Nella chat legata a quei fatti, il protagonista è niente meno che Alberto Padovani di Fratelli d’Italia, che ha avuto la brillante idea di bollare gli oppositori come «me…de e falsi». Chapeau. Marco De Fazio del Pd non si è fatto attendere – e, con la grazia di un leone in gabbia, ha definito quelle parole «una vergogna indegna», scritte in risposta a una segnalazione del suo stesso collega leghista Andrea Iacono. Ma non finisce qui: la frase è stata ritirata, a intermittenza, solo dopo che il nostro eroe ha realizzato di essere finito nella chat sbagliata, quella dei capigruppo. Un dettaglio da niente, se non fosse che tutto questo scivolone svela la grande strategia della sua maggioranza “scalcinata”: mettere a tacere tutto ciò che non funziona, seppellendo ogni critica sotto montagne di retorica anti-amministrazione.

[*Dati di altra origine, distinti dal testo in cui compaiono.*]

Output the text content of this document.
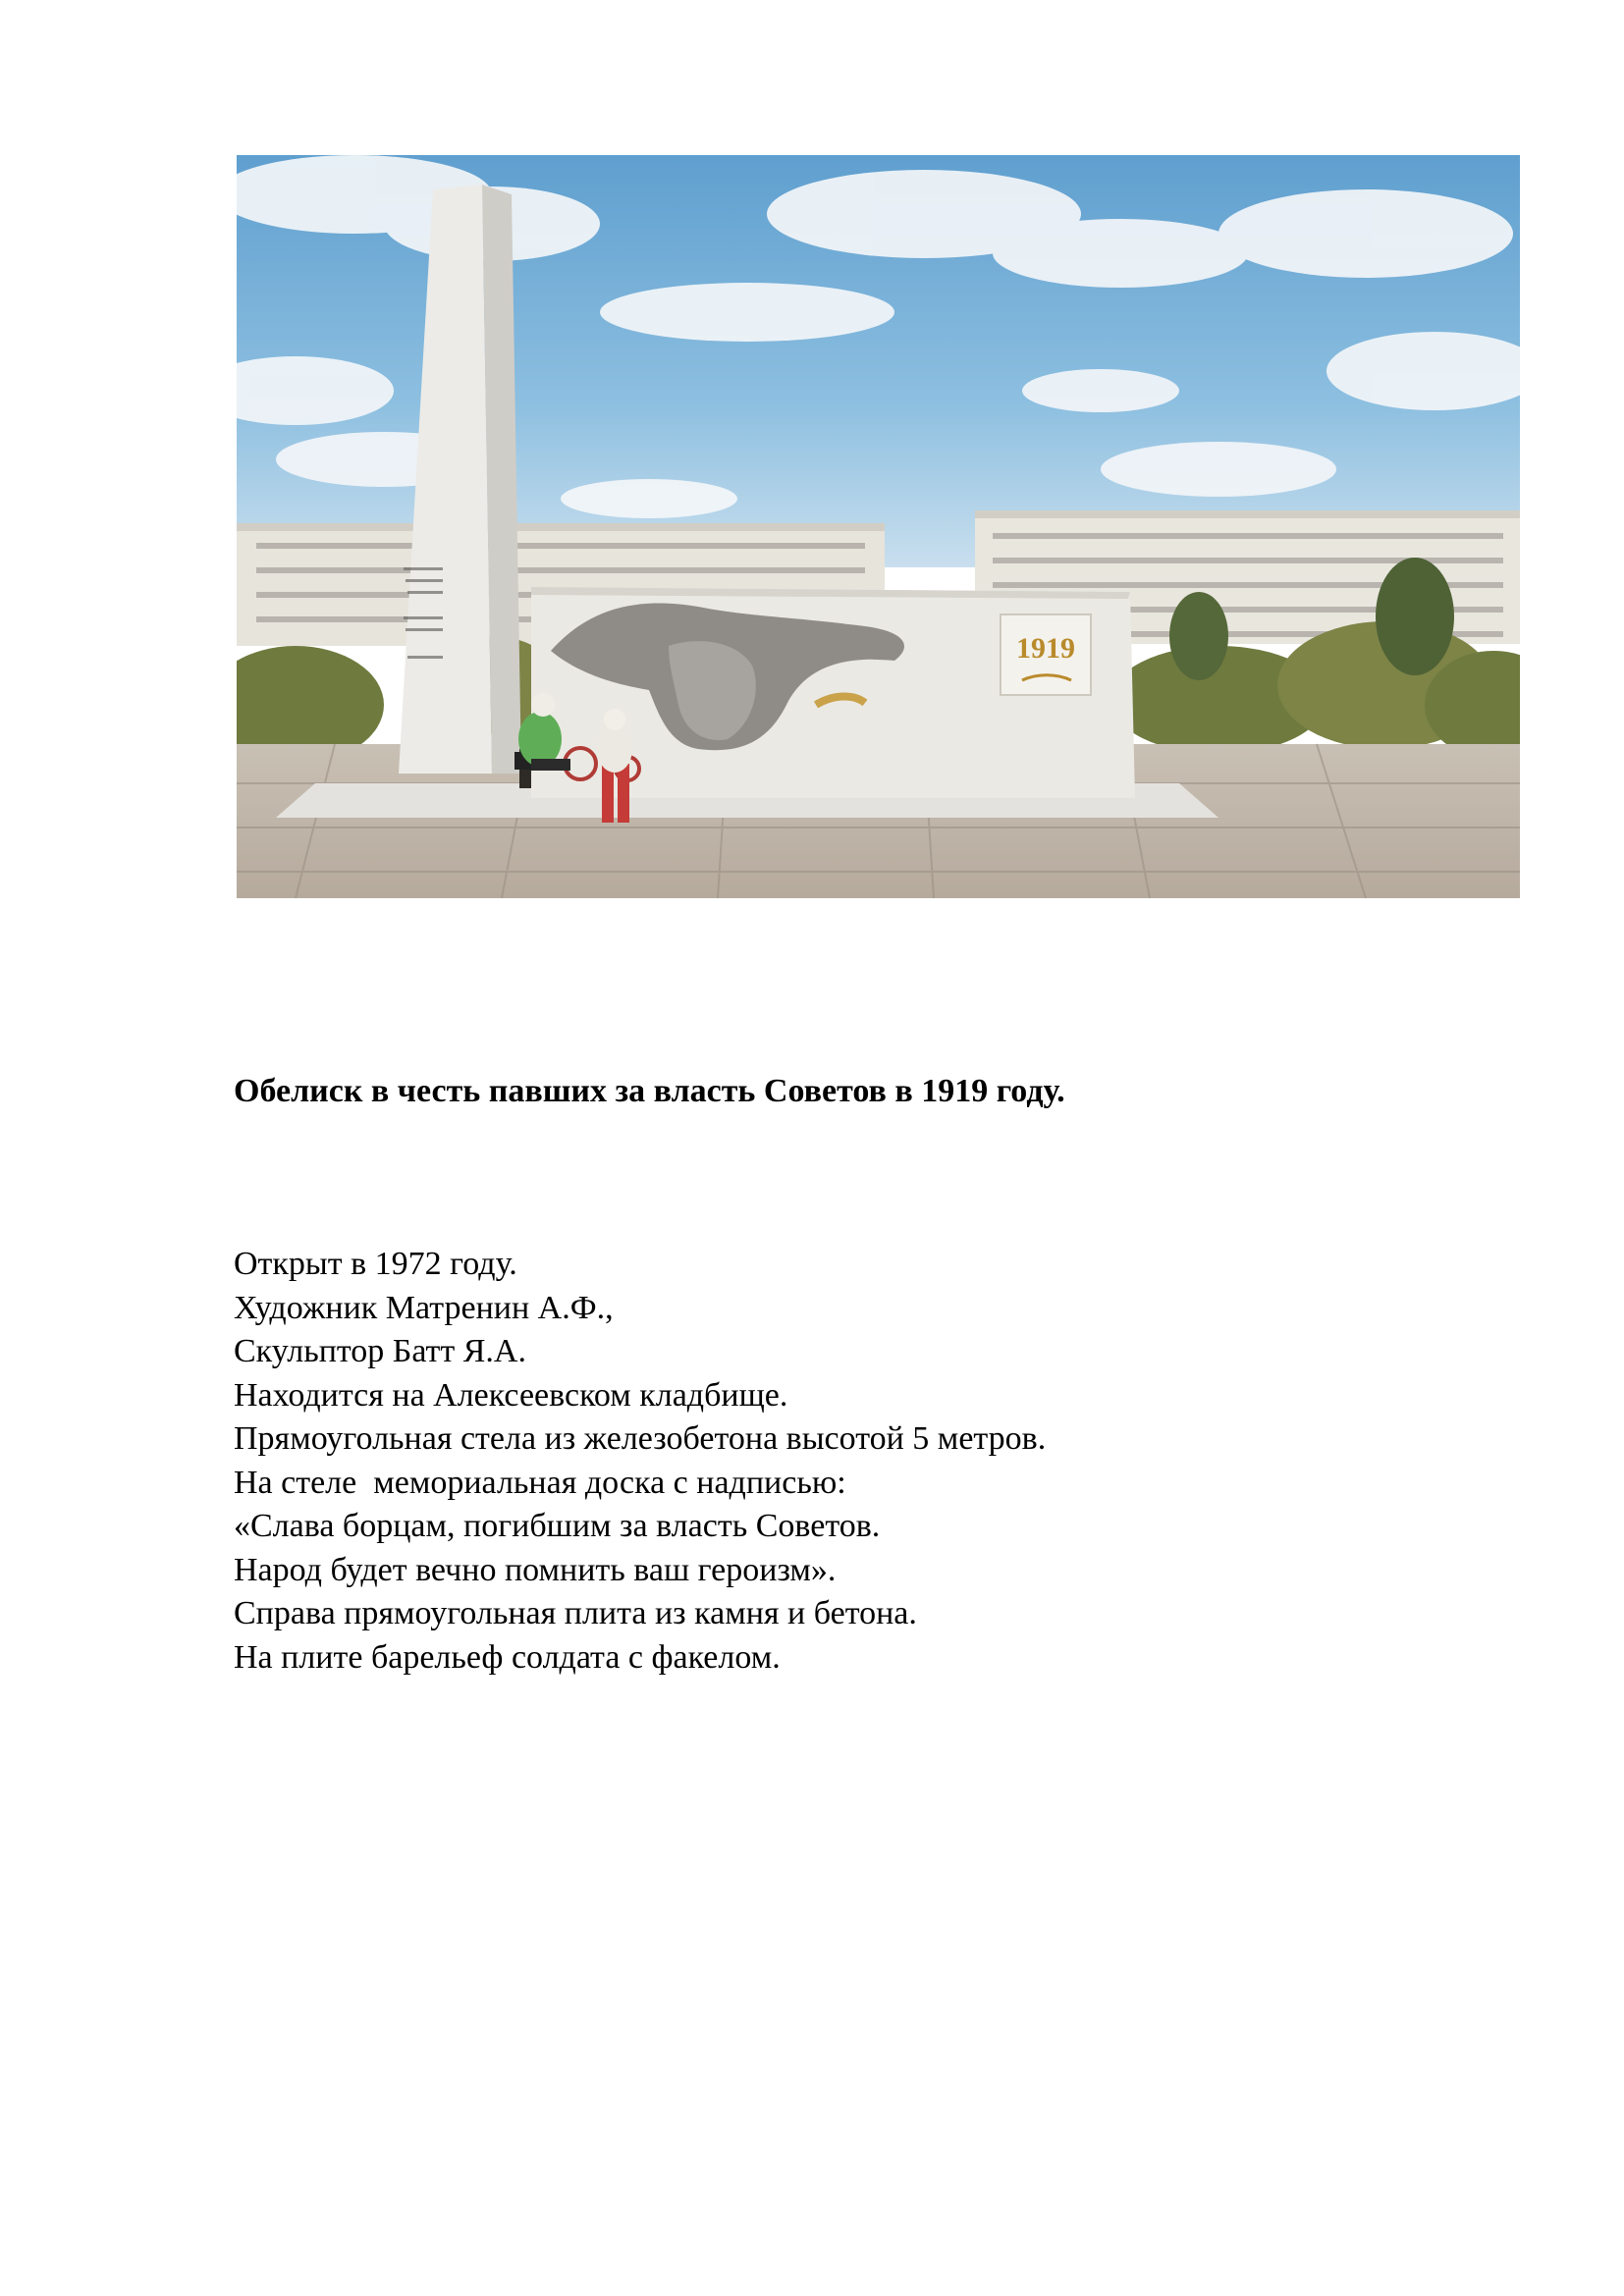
1919
Обелиск в честь павших за власть Советов в 1919 году.
Открыт в 1972 году.
Художник Матренин А.Ф.,
Скульптор Батт Я.А.
Находится на Алексеевском кладбище.
Прямоугольная стела из железобетона высотой 5 метров.
На стеле  мемориальная доска с надписью:
«Слава борцам, погибшим за власть Советов.
Народ будет вечно помнить ваш героизм».
Справа прямоугольная плита из камня и бетона.
На плите барельеф солдата с факелом.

E così tutto rimane immobile, un acquario di silenzio complice e divisioni.
Le gaffe non finiscono mai
Come ciliegina sulla torta di questo spettacolo di diplomazia di bassa lega, De Fazio ricorda che non è la prima volta che Padovani fa strabuzzare gli occhi: appena qualche giorno fa infatti, il protagonista si era già scusato con gli organizzatori della festa di quartiere per un intervento goffo e maldestro in merito alle violenze di strada. Il Pd – che ovviamente chiede indagini approfondite – è di parte, ma non è che si possa dargli completamente torto su questo punto.
E come risponde il nostro paladino della chiarezza, Padovani? In perfetto stile “meglio scusarsi che essere colti sul fatto”, dichiara: «Per la frase nella chat – ci tengo a precisare – mi sono subito scusato con la capogruppo della Lista Tommasi». Un gesto di grande umiltà, se non fosse che arriva a danno fatto, e dopo un mare di polemiche inutili che più che altro evidenziano la debolezza di chi dovrebbe amministrare con un minimo di decoro.
Ah, la solita magia delle dichiarazioni travisate. Non è vero, vi dico, che abbia dovuto chinarmi davanti agli organizzatori della festa. Anzi, ho subito preso la parola con comunicati ufficiali e telefonate, chiarendo che, se proprio dovessimo cercare il colpevole, la sagra era lei stessa la parte lesa in tutta questa entusiasmante sceneggiata.
Andando al sodo, ribadisco con tutta la calma del mondo che attribuirmi frasi mai pronunciate — per poi etichettarle come “penose”, per giunta — rimane un comportamento di cui potremmo discutere della decenza, ma che io, personalmente, definisco con un termine godibilmente spregiativo. Inoltre, non dimentichiamo che questa gestualità rischia anche di finire davanti a un giudice, poiché calunnia è un reato che piace pochissimo, soprattutto a chi lo subisce.
Forse, però, il vero guizzo di isteria è riservato proprio a chi avverte il conto alla rovescia della propria carriera amministrativa, con scadenza fissata per il felice 2027. Guardate che è un pensiero che rovina le nottate, eh.